Here is a program foo.c that writes data to shared memory.
#include <stdio.h>
#include <stdlib.h>
#include <errno.h>
#include <string.h>
#include <stdint.h>
#include <unistd.h>
#include <sys/ipc.h>
#include <sys/shm.h>
int main()
{
    key_t key;
    int shmid;
    char *mem;
    if ((key = ftok("ftok", 0)) == -1) {
        perror("ftok");
        return 1;
    }
    if ((shmid = shmget(key, 100, 0600 | IPC_CREAT)) == -1) {
        perror("shmget");
        return 1;
    }
    printf("key: 0x%x; shmid: %d\n", key, shmid);
    if ((mem = shmat(shmid, NULL, 0)) == (void *) -1) {
        perror("shmat");
        return 1;
    }
    sprintf(mem, "hello");
    sleep(10);
    sprintf(mem, "exit");
    return 1;
}
Here is another program bar.c that reads data from the same shared memory.
#include <stdio.h>
#include <stdlib.h>
#include <errno.h>
#include <string.h>
#include <stdint.h>
#include <unistd.h>
#include <sys/ipc.h>
#include <sys/shm.h>
int main()
{
    key_t key;
    int shmid;
    volatile char *mem;
    if ((key = ftok("ftok", 0)) == -1) {
        perror("ftok");
        return 1;
    }
    if ((shmid = shmget(key, sizeof (int), 0400 | IPC_CREAT)) == -1) {
        perror("shmget");
        return 1;
    }
    printf("key: 0x%x; shmid: %d\n", key, shmid);
    if ((mem = shmat(shmid, NULL, 0)) == (void *) -1) {
        perror("shmat");
        return 1;
    }
    printf("looping ...\n");
    while (strncmp((char *) mem, "exit", 4) != 0)
        ;
    printf("exiting ...\n");
    return 0;
}
I run the writer program first in one terminal.

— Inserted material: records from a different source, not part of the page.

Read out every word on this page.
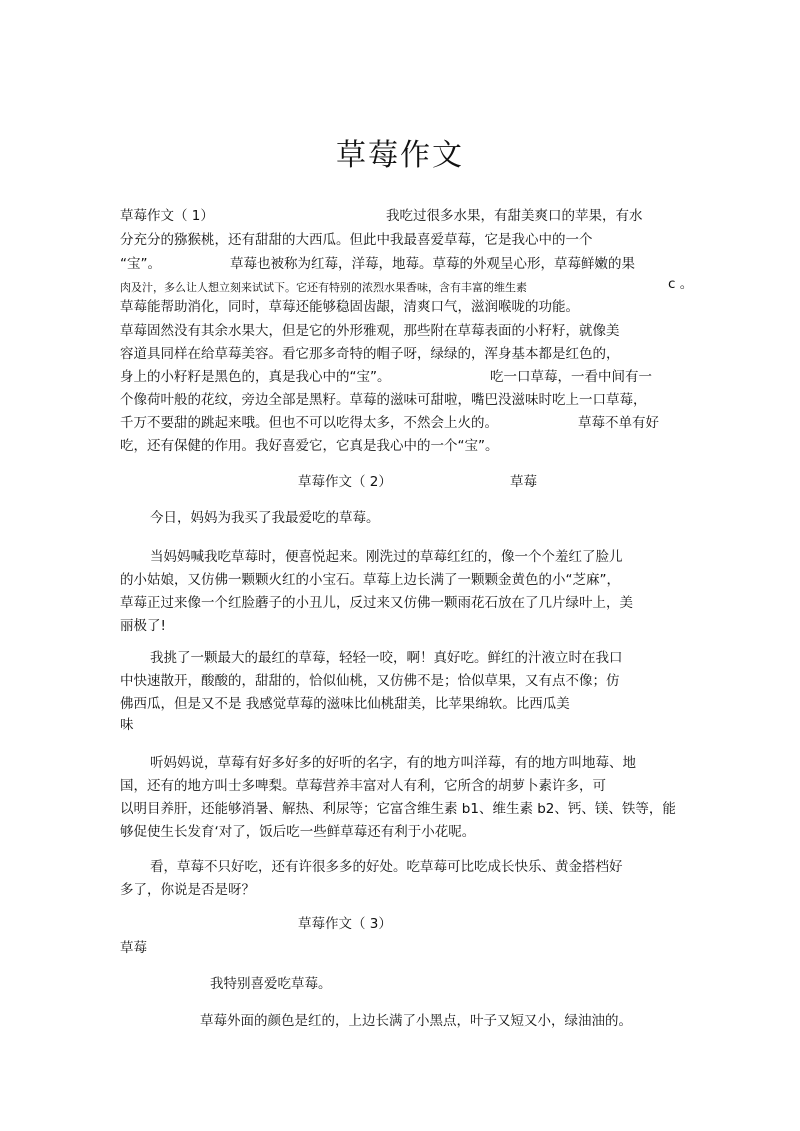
草莓作文
草莓作文（ 1）	我吃过很多水果，有甜美爽口的苹果，有水
分充分的猕猴桃，还有甜甜的大西瓜。但此中我最喜爱草莓，它是我心中的一个
“宝”。	草莓也被称为红莓，洋莓，地莓。草莓的外观呈心形，草莓鲜嫩的果
肉及汁，多么让人想立刻来试试下。它还有特别的浓烈水果香味，含有丰富的维生素	c 。
草莓能帮助消化，同时，草莓还能够稳固齿龈，清爽口气，滋润喉咙的功能。
草莓固然没有其余水果大，但是它的外形雅观，那些附在草莓表面的小籽籽，就像美
容道具同样在给草莓美容。看它那多奇特的帽子呀，绿绿的，浑身基本都是红色的，
身上的小籽籽是黑色的，真是我心中的“宝”。	吃一口草莓，一看中间有一
个像荷叶般的花纹，旁边全部是黑籽。草莓的滋味可甜啦，嘴巴没滋味时吃上一口草莓，
千万不要甜的跳起来哦。但也不可以吃得太多，不然会上火的。	草莓不单有好
吃，还有保健的作用。我好喜爱它，它真是我心中的一个“宝”。
草莓作文（ 2）	草莓
今日，妈妈为我买了我最爱吃的草莓。
当妈妈喊我吃草莓时，便喜悦起来。刚洗过的草莓红红的，像一个个羞红了脸儿
的小姑娘，又仿佛一颗颗火红的小宝石。草莓上边长满了一颗颗金黄色的小“芝麻”，
草莓正过来像一个红脸蘑子的小丑儿，反过来又仿佛一颗雨花石放在了几片绿叶上，美
丽极了!
我挑了一颗最大的最红的草莓，轻轻一咬，啊！真好吃。鲜红的汁液立时在我口
中快速散开，酸酸的，甜甜的，恰似仙桃，又仿佛不是；恰似草果，又有点不像；仿
佛西瓜，但是又不是 我感觉草莓的滋味比仙桃甜美，比苹果绵软。比西瓜美
味
听妈妈说，草莓有好多好多的好听的名字，有的地方叫洋莓，有的地方叫地莓、地
国，还有的地方叫士多啤梨。草莓营养丰富对人有利，它所含的胡萝卜素许多，可
以明目养肝，还能够消暑、解热、利尿等；它富含维生素 b1、维生素 b2、钙、镁、铁等，能
够促使生长发育‘对了，饭后吃一些鲜草莓还有利于小花呢。
看，草莓不只好吃，还有许很多多的好处。吃草莓可比吃成长快乐、黄金搭档好
多了，你说是否是呀？
草莓作文（ 3）
草莓
我特别喜爱吃草莓。
草莓外面的颜色是红的，上边长满了小黑点，叶子又短又小，绿油油的。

touch ftok && gcc foo.c -o foo && ./foo
While the writer program is still running, I run the reader program in another terminal.
gcc -O1 bar.c -o bar && ./bar
The reader program goes into an infinite loop. It looks like the optimizer has optimized the following code
    while (strncmp((char *) mem, "exit", 4) != 0)
        ;
to
    while (1)
        ;
because it sees nothing in the loop that could modify the data at mem after it has been read once.
But I declared mem as volatile precisely for this reason; to prevent the compiler from optimizing it away.
volatile char *mem;
Why does the compiler still optimize away the reads for mem?
By the way, I have found a solution that works. The solution that works is to modify
    while (strncmp((char *) mem, "exit", 4) != 0)
        ;
to
    while (mem[0] != 'e' || mem[1] != 'x' || mem[2] != 'i' || mem[3] != 't')
        ;
Why is it that the compiler optimizes away strncmp((char *) mem, "exit", 4) != 0 but does not optimize away mem[0] != 'e' || mem[1] != 'x' || mem[2] != 'i' || mem[3] != 't' even though char *mem is declared to be volatile in both cases?